JoyV wrote:
You'd have to ask him. It could be he didn't want Trump winning the election. But I think more likely he is ignorant of the constitution and beleived what was being presented by the left as his duty. He strikes me a basically being a man of integrity. There could be other reasons.
Various kinds of challenges had been going on for a long time, since even _before_ the election, when Trump had already been drumming up support for the idea that if he lost then it must be rigged. None of them got very far in the courts. There were about 60 court cases where Trump's allegations about the election were found to be groundless. Many months ago I looked at a few bits of the allegations and, for myself, found them to be a ramshackle frivolous bunch of assertions. Trump's been like that for a long time (since 2015 at least). He acts like a blowhard without much substance. Most of the talk from the Trump-supporting side has been about voter fraud but they have quite a dearth of people they can actually name who did it, and no convictions. (This is discussed in more detail and more authoritatively by Greg Palast in his book "How Trump Stole 2020".) The system is designed to detect voter fraud. Of the very few people who even try to commit voter fraud, the ones who are detected have been Trump voters, and they do get named and prosecuted for it.
Republicans in the houses of Congress, or at least some of them, have shown themselves to be lacking in substance and/or fortitude. They disapprove of Trump in private but support him in public for their political careers. One of their main leaders, Mitch McConnell, has said (in essence -- I don't have an exact quote handy) that Trump was responsible for the violence at the Capitol on Jan. 6, and yet later he changed his tune. Republican officials (including Senators and Representatives) are often running scared of the Trump popular movement.
After those 60 court cases, with no end in sight to Trump's allegations (as soon as one is shown false or explained to him that it is false, he just abandons it and goes on to some other allegation, apparently with no accountability for making false allegations), the country, and Congress, had to move ahead, and Jan. 6 was the prescribed day to do it.
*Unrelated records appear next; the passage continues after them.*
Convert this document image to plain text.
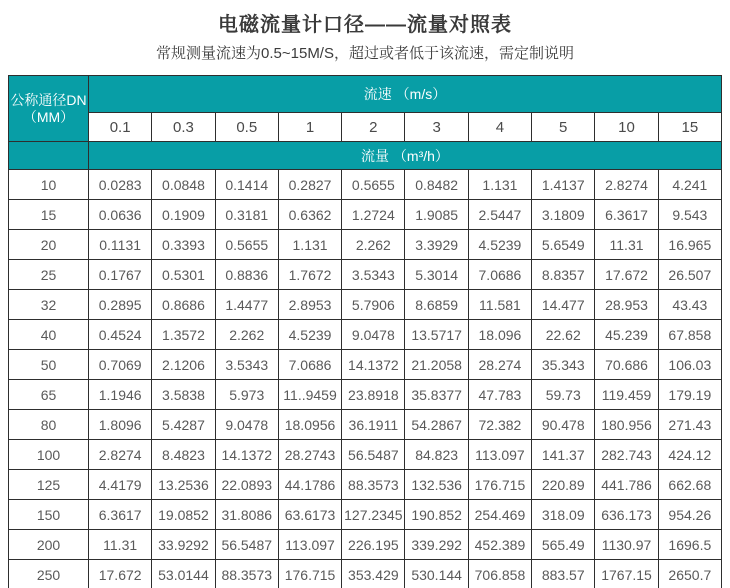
电磁流量计口径——流量对照表

常规测量流速为0.5~15M/S，超过或者低于该流速，需定制说明

公称通径DN
（MM）	流速 （m/s）									
	0.1	0.3	0.5	1	2	3	4	5	10	15
	流量 （m³/h）									
10	0.0283	0.0848	0.1414	0.2827	0.5655	0.8482	1.131	1.4137	2.8274	4.241
15	0.0636	0.1909	0.3181	0.6362	1.2724	1.9085	2.5447	3.1809	6.3617	9.543
20	0.1131	0.3393	0.5655	1.131	2.262	3.3929	4.5239	5.6549	11.31	16.965
25	0.1767	0.5301	0.8836	1.7672	3.5343	5.3014	7.0686	8.8357	17.672	26.507
32	0.2895	0.8686	1.4477	2.8953	5.7906	8.6859	11.581	14.477	28.953	43.43
40	0.4524	1.3572	2.262	4.5239	9.0478	13.5717	18.096	22.62	45.239	67.858
50	0.7069	2.1206	3.5343	7.0686	14.1372	21.2058	28.274	35.343	70.686	106.03
65	1.1946	3.5838	5.973	11..9459	23.8918	35.8377	47.783	59.73	119.459	179.19
80	1.8096	5.4287	9.0478	18.0956	36.1911	54.2867	72.382	90.478	180.956	271.43
100	2.8274	8.4823	14.1372	28.2743	56.5487	84.823	113.097	141.37	282.743	424.12
125	4.4179	13.2536	22.0893	44.1786	88.3573	132.536	176.715	220.89	441.786	662.68
150	6.3617	19.0852	31.8086	63.6173	127.2345	190.852	254.469	318.09	636.173	954.26
200	11.31	33.9292	56.5487	113.097	226.195	339.292	452.389	565.49	1130.97	1696.5
250	17.672	53.0144	88.3573	176.715	353.429	530.144	706.858	883.57	1767.15	2650.7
I remember seeing a lot of footage of what happened in the joint session of Congress in 2000. I know there are technical things that go on, such as "objections" that have some procedures attached to them. This 2020 election is the only one in my lifetime, that I know about, where a U.S. presidential candidate just flat refused to concede no matter what. Meanwhile we have a majority (represented by about 78 million voters as I recall) who have been sidelined, and had to endure Trump's grandstanding, and hearing Trump's side of things, for a long time. Now they have managed to vote him out, and this majority's will and perspective is being expressed now by Congress's select committee about Jan. 6.
I know it's not like a court trial with cross-examinations of witnesses. Neither were the Republican-led impeachment hearings.
Republicans opted out of participating in an investigation, so we ended up with this select committee instead of an earlier idea which was called a bipartisan investigation.
The Republicans that the House leadership proposed to be on the select committee were, I believe, not appropriate people to be on it. Apparently the Speaker is allowed to make a judgment call like that. I guess it wouldn't make sense to have the same people who are trying to overthrow the government to be on the committee that investigates what they were doing.